A Nation Divided: Egypt’s 1973 Victory and Its Aftermath
Every year on October 6, Egypt’s Armed Forces Day commemorates the 1973 war with a grand military parade in Cairo. The backdrop of the parade ground is a striking modern pyramid—the October War Memorial for fallen soldiers, also serving as Egypt’s Tomb of the Unknown Soldier. This spectacle was orchestrated by President Anwar Sadat, who sought to cement his legacy as the “Hero of the Crossing” for leading Egyptian forces across the Suez Canal in a surprise attack against Israel.
Yet by the late 1970s, Egypt stood isolated in the Arab world. The 1978 Camp David Accords, which led to a peace treaty with Israel, provoked outrage among Arab states. The Arab League expelled Egypt, moving its headquarters from Cairo to Tunis. Sadat, undeterred, doubled down on celebrating the 1973 war as a national triumph, using the annual military parade to project strength and unity—even as his regional influence waned.
The Day the Guns Turned Inward: Sadat’s Assassination
On October 6, 1981, Sadat sat in full military regalia at the parade’s reviewing stand, flanked by cabinet members, foreign dignitaries, and senior officers. Tanks, missile launchers, and fighter jets roared past in a display of military might. Then, chaos erupted.
A military truck abruptly veered toward the stand. Four soldiers—later identified as members of the Islamist group Egyptian Islamic Jihad—leaped out, hurling grenades and firing automatic weapons into the crowd. Sadat was hit multiple times and died almost instantly. As pandemonium ensued, the lead assassin, Lieutenant Khalid al-Islambouli, shouted: “I have killed Pharaoh! I am not afraid to die!”
The assassination, broadcast live on television, stunned the world. A small group of Islamist militants had just toppled one of the Arab world’s most powerful leaders.
The Ideological Roots of Rebellion: From Sayyid Qutb to Islamic Jihad
The killers were inspired by the writings of Sayyid Qutb, an Egyptian intellectual and Muslim Brotherhood theorist executed in 1966. Qutb’s manifesto, Milestones, argued that Muslim societies had fallen into jahiliyya (pre-Islamic ignorance) by abandoning divine law for man-made governance. He called for a vanguard of true Muslims to overthrow secular regimes through jihad.
For Sadat’s assassins, labeling him a “Pharaoh” was deliberate. In the Quran, Pharaoh symbolizes tyranny—a ruler who places his own laws above God’s. By framing Sadat as a modern Pharaoh, they justified his murder as a religious duty.
The Aftermath: Crackdowns and the Rise of Mubarak
Vice President Hosni Mubarak, lightly wounded in the attack, swiftly assumed power. His regime cracked down on Islamist groups, executing Islambouli and his co-conspirators. Yet their martyrdom only fueled further radicalization. Throughout the 1980s, militant Islamist cells waged a low-intensity insurgency against the Egyptian state.
Sadat’s funeral underscored Egypt’s isolation.

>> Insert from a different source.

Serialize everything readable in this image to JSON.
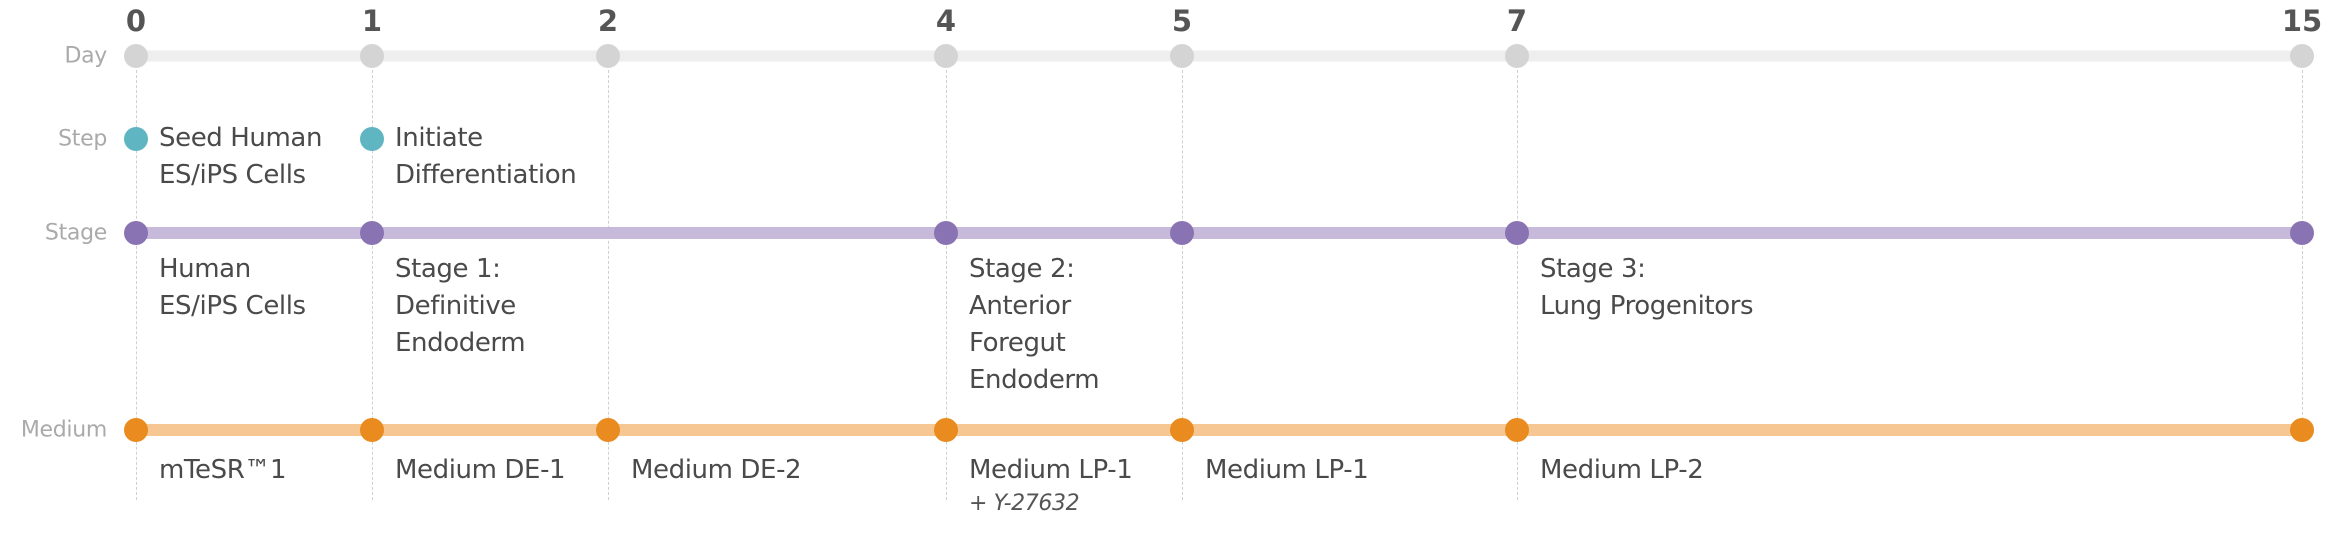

Three U.S. presidents—Nixon, Ford, and Carter—attended, alongside Israeli Prime Minister Menachem Begin. But Arab representation was sparse, with only Sudan, Oman, and Somalia sending delegates. Even within Egypt, public mourning was muted. As journalist Mohamed Heikal noted: “A man mourned in the West as a hero and visionary was barely wept for by his own people.”
The Broader Struggle: Islamism vs. Secularism in the Arab World
Sadat’s assassination was part of a wider regional upheaval. In Syria, the Muslim Brotherhood waged a bloody insurrection against Hafez al-Assad’s secular Ba’athist regime, culminating in the 1982 Hama massacre, where thousands were killed. In Lebanon, the Iranian-backed Shiite group Hezbollah emerged, blending religious ideology with armed resistance against Israeli occupation.
Meanwhile, the Soviet-Afghan War (1979–1989) became a rallying cry for global jihad. Arab volunteers, including a young Osama bin Laden, flocked to Afghanistan, forging networks that would later birth al-Qaeda.
Legacy: The Enduring Clash of Visions
The 1980s marked a turning point in the Arab world’s ideological battle. Secular nationalism, once dominant, now faced an assertive Islamist challenge. While most regimes suppressed militant groups, Islamist values—calls for Sharia law, conservative social norms—gained grassroots traction.
Sadat’s assassination demonstrated both the potency and limits of Islamist violence. Though militants could decapitate a regime, they lacked the mass support to seize power. Yet their vision of an Islamic state endured, shaping decades of conflict—from Algeria’s civil war to the rise of Hamas in Palestine.
Today, as authoritarian regimes and Islamist movements continue their struggle, the echoes of 1981 remain unmistakable. The question posed by Sadat’s killers—Should Muslim societies be governed by divine or man-made law?—still divides the Middle East.